Куйпога, как объясняет героям старожилка побережья, — это отлив, когда вода “стоит далеко”. “Иногда аж страшно делается — вдруг не вернется. Но возвращается всегда, всегда…” — эти слова похожи на эпиграф ко всему рассказу. Они сказаны о воде, но в контексте сюжета приложимы и к угасшей было любви героев, и к утраченной вере героя в мир и истину. В порыве к счастью героиня идет купаться — на обнажившееся в куйпогу морское дно, чем злит и смешит героя. Но, словно по вере ее, — “возвращается”. Мир нахлынывает на обомлевшего героя возвращенными водами, открывается герою в незамутненности — общественной историей и социальной борьбой, приобщает к более великому, чем людское. Ветер с моря несет в себе “простые, изначальные вещи”: первоэлементы — “соль и йод”, первоначало — “любовь глубоководных рыб”, первочеловека — “крик малолетнего рыбака”, прозвучавший еще в начале мира и человечества, в отправной момент их битвы на взаимопостижение. И героиня приходит из вод морских — первоженщиной с громом преображенным именем “Е”, “В”, “А”. Громом, солнцем и — остроумная шалость автора — сливовой косточкой, стукнувшей героя “обидно, прямо в лоб”, ответствует мир на троекратное “не может быть” человека. Потому что порывом вернувшихся вод и вера, и любовь, и истина “…щается всегда” — эти слова заканчивают рассказ и подводят ему торжественный итог.
№ 9 — 12. Начиная с этой группы рассказов восторг героев постепенно темнеет, превращаясь в “гнев черный”, порыв свинцовеет, утрачивая правоту.
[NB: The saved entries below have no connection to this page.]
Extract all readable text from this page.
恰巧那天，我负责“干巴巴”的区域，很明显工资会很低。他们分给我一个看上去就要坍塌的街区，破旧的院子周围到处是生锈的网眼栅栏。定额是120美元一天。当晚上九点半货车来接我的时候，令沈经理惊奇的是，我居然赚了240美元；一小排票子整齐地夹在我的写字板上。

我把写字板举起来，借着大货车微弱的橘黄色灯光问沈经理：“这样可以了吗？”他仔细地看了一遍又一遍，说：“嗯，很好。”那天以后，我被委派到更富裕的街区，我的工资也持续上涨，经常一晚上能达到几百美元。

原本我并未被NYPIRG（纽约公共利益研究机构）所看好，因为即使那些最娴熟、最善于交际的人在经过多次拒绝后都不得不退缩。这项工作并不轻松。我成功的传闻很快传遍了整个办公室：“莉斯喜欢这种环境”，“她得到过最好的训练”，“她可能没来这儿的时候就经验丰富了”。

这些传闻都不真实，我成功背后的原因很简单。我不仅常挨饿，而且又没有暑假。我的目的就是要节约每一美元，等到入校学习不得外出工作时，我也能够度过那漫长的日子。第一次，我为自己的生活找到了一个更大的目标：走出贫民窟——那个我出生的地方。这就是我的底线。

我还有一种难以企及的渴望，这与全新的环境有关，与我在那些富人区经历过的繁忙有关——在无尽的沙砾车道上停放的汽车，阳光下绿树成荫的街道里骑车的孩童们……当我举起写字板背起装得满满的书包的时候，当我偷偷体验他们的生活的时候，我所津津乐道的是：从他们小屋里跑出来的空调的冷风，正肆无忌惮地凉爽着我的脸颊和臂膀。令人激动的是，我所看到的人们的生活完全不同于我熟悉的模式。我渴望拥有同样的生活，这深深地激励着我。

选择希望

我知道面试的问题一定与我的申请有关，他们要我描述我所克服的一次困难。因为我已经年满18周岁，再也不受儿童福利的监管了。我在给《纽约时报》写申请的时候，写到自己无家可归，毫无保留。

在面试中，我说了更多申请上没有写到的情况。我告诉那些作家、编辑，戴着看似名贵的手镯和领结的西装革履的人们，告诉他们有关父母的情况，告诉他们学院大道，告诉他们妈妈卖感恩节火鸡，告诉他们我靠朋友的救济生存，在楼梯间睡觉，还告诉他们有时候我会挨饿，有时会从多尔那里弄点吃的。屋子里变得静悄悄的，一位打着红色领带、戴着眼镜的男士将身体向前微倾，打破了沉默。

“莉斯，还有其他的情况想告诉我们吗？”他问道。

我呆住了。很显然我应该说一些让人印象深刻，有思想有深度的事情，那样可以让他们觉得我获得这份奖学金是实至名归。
Рассказ “На Суме-реке” открывает череду историй о черной злобе мести как непротивлении черной, животной, неправой страсти жизни. Рассказ построен на аллегорических предвещаниях: словно в вещем сне, события сперва видятся героям метафорически, чтобы затем сбыться почти буквально. Рыбная ловля как аллегория любви героев, в которой она — пойманная незаконной страстью рыба, молящая ее отпустить. Но, отпущенная, рыба тут же сожрана расторопным бакланом — сцена предупреждает о душевной гибели героини в иных, пусть и более законных, объятьях. Зверек “кускус”, питающийся “мясом чужих страстей”, — ее недостойный жених, впившаяся в пятку герою сосновая игла, как оса, — любимая заговорит о разрыве, и “осиный яд из пятки” доберется “до сердца”. И — ключевой эпизод-предвещание, сперва даже кажущийся непонятным отступлением от сюжетной линии: герой вспоминает о книге, случайно нащупанной рядом с мотком веревки, на которой он когда-то, доведенный до отчаяния флотскими сослуживцами, собирался покончить с собой. В книге “кем-то подчеркнутые ждали его слова” о том, что “приязнь к человеку” есть “изначальный, главный закон, без которого не работают все остальные, самые благовидные, устремления”. Эти слова — ключ к финалу, к стремительному, накатывающему описанию ревниво-мстительных чувств и действий героя. Он, решив, вопреки ее воле, спасти ее от “кускуса”, уговаривает себя не проливать крови врага, тоже ведь человека, к каковому “приязнь” есть “главный закон”. На пути к ее “светлу терему” герой нарочно позволяет случайной банде подростков пролить его кровь — чтоб “своя пошла, не чужая”. В итоге, когда герой является к любимой — “впереди своры (дружков “кускуса”. — В. П. ), голова битая, руки чистые”, — она сама велит пропустить его: “Он мой”. И ясно, что героиня впускает его в свой дом и жизнь не за то только, что он победил “кускуса”, сколько за то, что победил кускусову мстительность и злобу в самом себе.